UPDATE events SET payload = jsonb_set(payload, '{user, plan}', '"pro"'::jsonb) WHERE id = 42. The path is an array literal of keys. Pass TRUE as the 4th argument (default) to create the path if missing; FALSE to update only when the path exists.

How do I update JSON in MySQL?

UPDATE events SET payload = JSON_SET(payload, '$.user.plan', 'pro') WHERE id = 42. JSONPath syntax ($.field). JSON_INSERT only adds if missing; JSON_REPLACE only updates if exists; JSON_SET does both. JSON_REMOVE deletes a key.

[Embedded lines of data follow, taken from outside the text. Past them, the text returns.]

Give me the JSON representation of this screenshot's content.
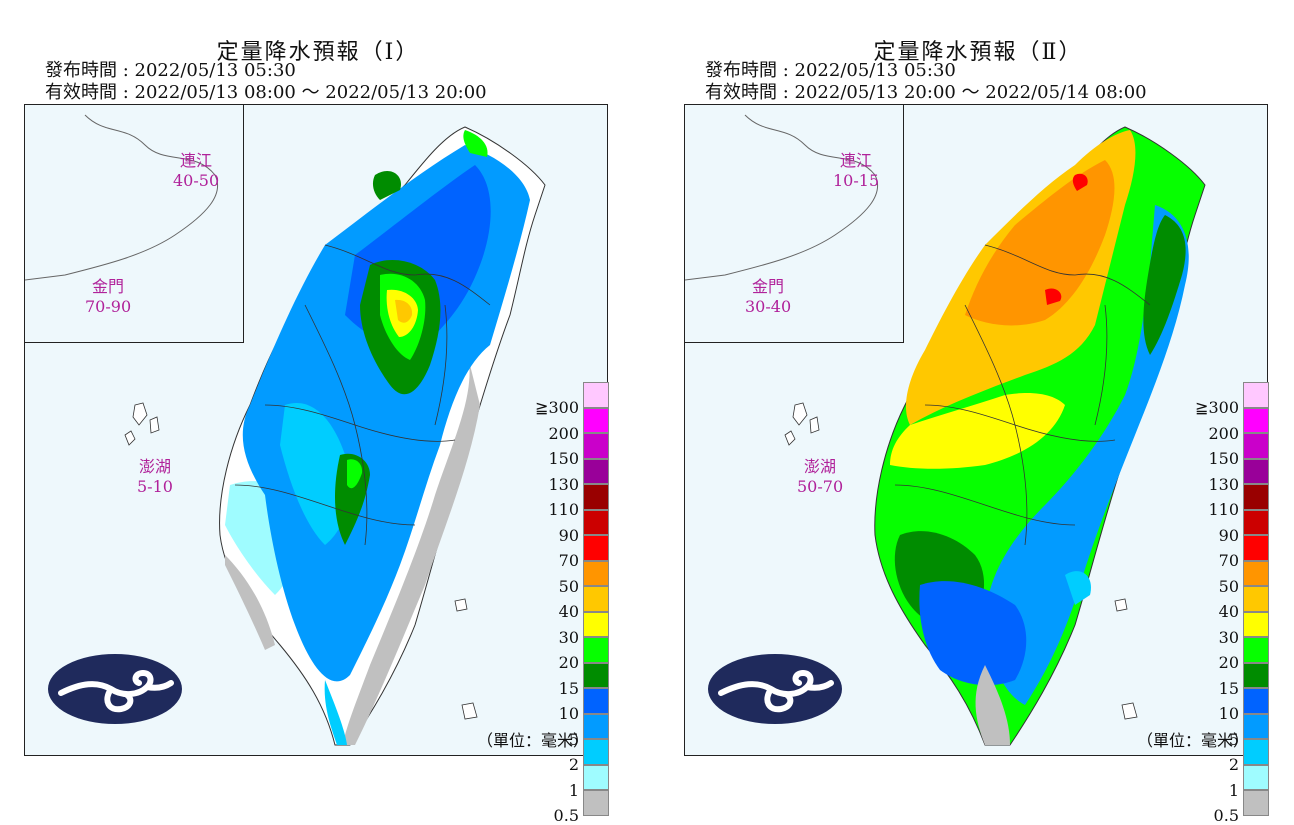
{
  "panels": [
    {
      "title": "定量降水預報（Ⅰ）",
      "issue_time": "發布時間 : 2022/05/13 05:30",
      "valid_time": "有效時間 : 2022/05/13 08:00 ～ 2022/05/13 20:00",
      "regions": [
        {
          "name": "連江",
          "range": "40-50"
        },
        {
          "name": "金門",
          "range": "70-90"
        },
        {
          "name": "澎湖",
          "range": "5-10"
        }
      ]
    },
    {
      "title": "定量降水預報（Ⅱ）",
      "issue_time": "發布時間 : 2022/05/13 05:30",
      "valid_time": "有效時間 : 2022/05/13 20:00 ～ 2022/05/14 08:00",
      "regions": [
        {
          "name": "連江",
          "range": "10-15"
        },
        {
          "name": "金門",
          "range": "30-40"
        },
        {
          "name": "澎湖",
          "range": "50-70"
        }
      ]
    }
  ],
  "legend": {
    "ticks": [
      "0.5",
      "1",
      "2",
      "5",
      "10",
      "15",
      "20",
      "30",
      "40",
      "50",
      "70",
      "90",
      "110",
      "130",
      "150",
      "200",
      "≧300"
    ],
    "colors": [
      "#c0c0c0",
      "#9ffcff",
      "#00cdff",
      "#029bff",
      "#0063ff",
      "#008c00",
      "#06ff00",
      "#ffff00",
      "#ffc800",
      "#ff9500",
      "#ff0000",
      "#cc0000",
      "#990000",
      "#990099",
      "#ca00ca",
      "#ff00ff",
      "#ffc8ff"
    ]
  },
  "unit": "（單位：毫米）"
}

How do I update JSON in SQL Server?

UPDATE events SET payload = JSON_MODIFY(payload, '$.user.plan', 'pro') WHERE id = 42. Single function for set/replace/remove. Pass NULL as the new value to remove a key. Available since SQL Server 2016.

Does updating a JSON field rewrite the whole row?

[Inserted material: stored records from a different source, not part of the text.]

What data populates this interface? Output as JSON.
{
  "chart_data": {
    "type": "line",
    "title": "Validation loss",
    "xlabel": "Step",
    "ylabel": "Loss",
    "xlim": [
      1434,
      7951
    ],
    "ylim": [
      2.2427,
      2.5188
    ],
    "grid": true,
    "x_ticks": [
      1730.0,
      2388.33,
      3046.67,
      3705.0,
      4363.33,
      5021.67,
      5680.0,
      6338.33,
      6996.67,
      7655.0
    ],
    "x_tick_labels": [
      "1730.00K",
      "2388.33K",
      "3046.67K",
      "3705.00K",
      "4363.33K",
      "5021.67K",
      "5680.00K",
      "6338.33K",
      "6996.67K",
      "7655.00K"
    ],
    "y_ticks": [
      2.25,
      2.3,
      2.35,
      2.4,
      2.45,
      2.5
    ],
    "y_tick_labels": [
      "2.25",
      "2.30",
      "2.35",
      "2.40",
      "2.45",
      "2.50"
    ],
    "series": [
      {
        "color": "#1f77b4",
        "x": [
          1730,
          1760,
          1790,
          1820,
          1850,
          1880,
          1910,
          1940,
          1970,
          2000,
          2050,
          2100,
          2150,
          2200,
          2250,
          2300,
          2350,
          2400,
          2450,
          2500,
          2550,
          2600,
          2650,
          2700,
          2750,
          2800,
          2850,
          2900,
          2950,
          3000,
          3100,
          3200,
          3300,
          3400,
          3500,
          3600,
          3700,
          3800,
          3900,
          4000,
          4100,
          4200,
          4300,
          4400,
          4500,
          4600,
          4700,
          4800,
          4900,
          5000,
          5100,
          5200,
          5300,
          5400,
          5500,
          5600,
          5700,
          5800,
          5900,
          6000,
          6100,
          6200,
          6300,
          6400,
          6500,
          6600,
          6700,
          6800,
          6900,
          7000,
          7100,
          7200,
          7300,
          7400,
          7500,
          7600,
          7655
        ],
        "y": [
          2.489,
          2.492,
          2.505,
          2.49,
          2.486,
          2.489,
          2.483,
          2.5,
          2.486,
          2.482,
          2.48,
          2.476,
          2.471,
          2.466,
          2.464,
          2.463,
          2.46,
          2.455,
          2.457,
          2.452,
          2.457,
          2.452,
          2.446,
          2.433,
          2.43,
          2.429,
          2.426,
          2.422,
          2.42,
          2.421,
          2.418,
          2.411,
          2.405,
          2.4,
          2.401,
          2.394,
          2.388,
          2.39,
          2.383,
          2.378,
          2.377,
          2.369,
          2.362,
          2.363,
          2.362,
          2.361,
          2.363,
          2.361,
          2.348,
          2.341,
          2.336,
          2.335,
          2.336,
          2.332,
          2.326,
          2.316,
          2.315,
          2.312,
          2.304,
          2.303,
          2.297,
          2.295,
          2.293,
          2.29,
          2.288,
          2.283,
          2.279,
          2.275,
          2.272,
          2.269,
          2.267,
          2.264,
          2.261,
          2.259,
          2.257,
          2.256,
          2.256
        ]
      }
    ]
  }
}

Yes. The engine doesn't mutate the parsed JSON document in place; it stores a new copy. On a hot row, that turns the JSON column into a hot spot for vacuum / version churn. If a field changes often, promote it to its own column (where the engine can update just that column).

How do I remove a key from a JSON document?

Postgres: payload - 'field' (top-level) or payload #- '{user, profile, deprecated}' (path). MySQL: JSON_REMOVE(payload, '$.field'). Snowflake: OBJECT_DELETE(payload, 'field'). SQL Server: JSON_MODIFY(payload, '$.field', NULL).

How do I merge two JSON objects?

Postgres: payload || '{"new":1}'::jsonb (shallow merge, right wins on conflict). MySQL: JSON_MERGE_PATCH(a, b) (RFC 7396 merge semantics) or JSON_MERGE_PRESERVE (keeps duplicates). For deep merge with custom rules, write a function.

Warning

Updating JSON in place is rarely the right pattern at scale. Every update rewrites the entire row (the engine doesn't know how to mutate one byte of a parsed JSON document, so it stores a new copy). On a hot row, that turns the JSON column into a hot spot for vacuum / version churn. If a field changes often, promote it to its own column (where the engine can update just that column). JSON updates are right when most of the document changes together, or when changes are rare. Frequent surgical updates to a 500-key JSON blob is a modeling smell.